Creativity: A Survival Strategy



How important is creativity for achieving entrepreneurial success? Very important, say India's leading entrepreneurs and experts. In fact, it's come to encompass all aspects of a venture

"Is this a swear word?"


"In any language, is it a swear?"


"Is there such a word?"

"Not that I know of," shot back Balki.

"Alright, then Hoodie Baba it is!"

This conversation unleashed one of the most memorable taglines in Indian advertising: Bajaj motorcycles' 'Hoodie Baba!'. Balki of Lowe India created a phrase out of nothing at all and built it into a brand that phenomenally pushed Bajaj's sales figures. In this, Balki has a very powerful lesson to teach entrepreneurs: one must take creative risks while building a business.

"Sometimes you just have to do something which makes you feel like a fool. You have to take that chance. Because somewhere a lot of being successful is telling yourself that you are not a fool. You move on with it, even though you know you might fall flat on your face. That's the only way to do something creative," Balki says.
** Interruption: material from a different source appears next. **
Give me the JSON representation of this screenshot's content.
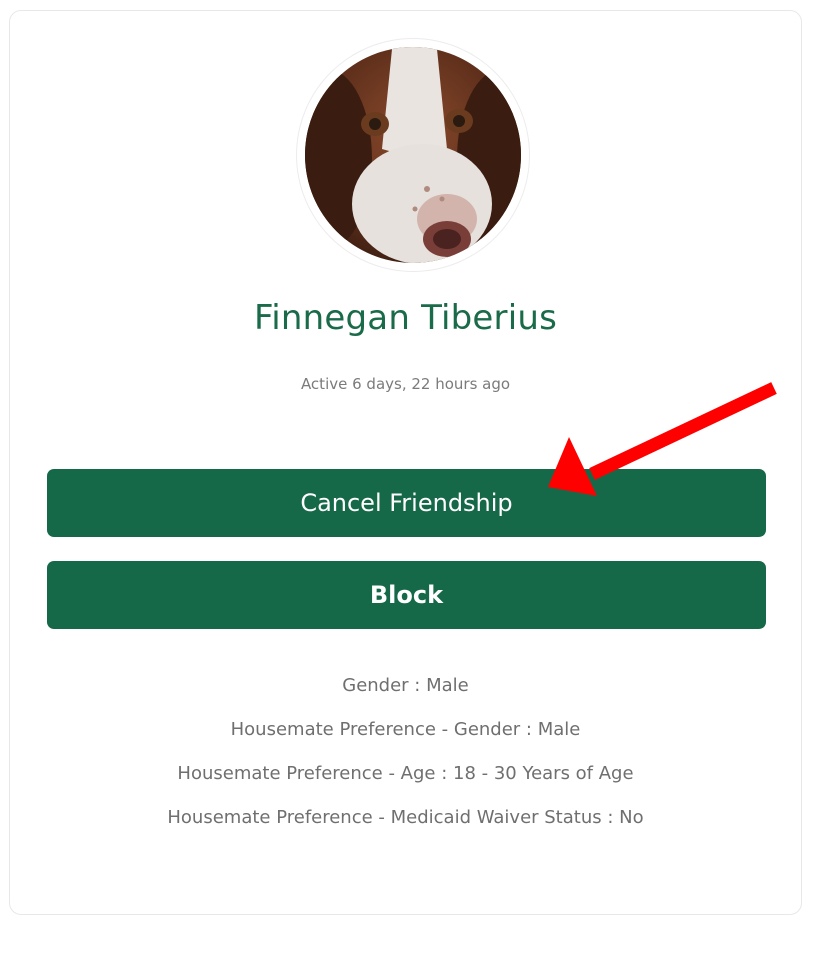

What Balki did with his tagline, entrepreneur Prakash Mundhra did with his business idea. He launched a rather unusual product, especially, perhaps, for an MBA from a top institute. Prakash packages 'Ganga jal' with other puja items in a neat orange box. His product Blessingz, launched in 2006, brought in revenue of Rs 34 lakh in the first year. Mundhra says he owes his success to the creative edge he enjoys over his competitors.

But, as Tina Seelig, Executive Director of Stanford Technology Ventures Program explains, the role of creativity in entrepreneurship is not limited to a business idea or a marketing strategy. "Creativity defines the starting point, the middle point and the end point of a venture. You have to be creative while identifying a business opportunity, while building your team, while streamlining your processes. In fact, you even have to be creative while shutting down your company. Creativity is essential for effective problem solving throughout the life cycle of a company," Seelig says.

To Raman Roy, the 'father of BPO in India', creativity is a "survival technique". Entrepreneurs need to constantly think out of the box to survive," stresses Roy, who claims to get his creative kick in finding innovative solutions to client problems and seeing them work.

Interestingly, the power of creativity is being realized not only by entrepreneurs who have been there and done that, but by aspiring entrepreneurs as well. Entrepreneurship clubs across campuses are experimenting with creative games to help students think differently.

While the Rs 50 exercise is hugely popular, where students have to build a business using the threadbare seedfund, 'Bad Idea to a Good Idea' is another attractive game where students challenge themselves to improve the quality of creative ideating.

Recently, Bangalore-based Mount Carmel College organized an event called 'Cooking with Constraints' where participants were given limited stock of limited ingredients to prepare a creative lunch box within a given time. It was to replicate a circumstance entrepreneurs struggle with all the time: never enough people, never enough time, never enough money.

Rajeev Roy, Coordinator at Centre for Entrepreneurship, Xavier Institute of Management, Bhubaneswar, often plays the 'Ideas from a newspaper' game with his students, which he feels helps in creative idea generation. "Students comb through a newspaper and list down all the business opportunities they can derive from the articles. As an additional exercise, they also note the bad ideas and strategize around it to make them work as good ideas," shares Roy. According to Roy, this exercise helps students to creatively tackle the dynamic business environment.

Shirish Jajodia, a Metallurgy student of IIT-Powai finds these creativity exercises an excellent way to tickle the mind and channelize one's creative thoughts towards problem solving. "The effect is long term, as it builds confidence in our creative abilities which is essential to our career development," Shirish explains.

Seelig, who runs courses on creativity in Stanford University, is enthused about creative games too. "Most people are naturally creative but they keep it under lock and key. Creative games conceptualized around brainstorming and idea generation even help in triggering the entrepreneurial drive in them," she says.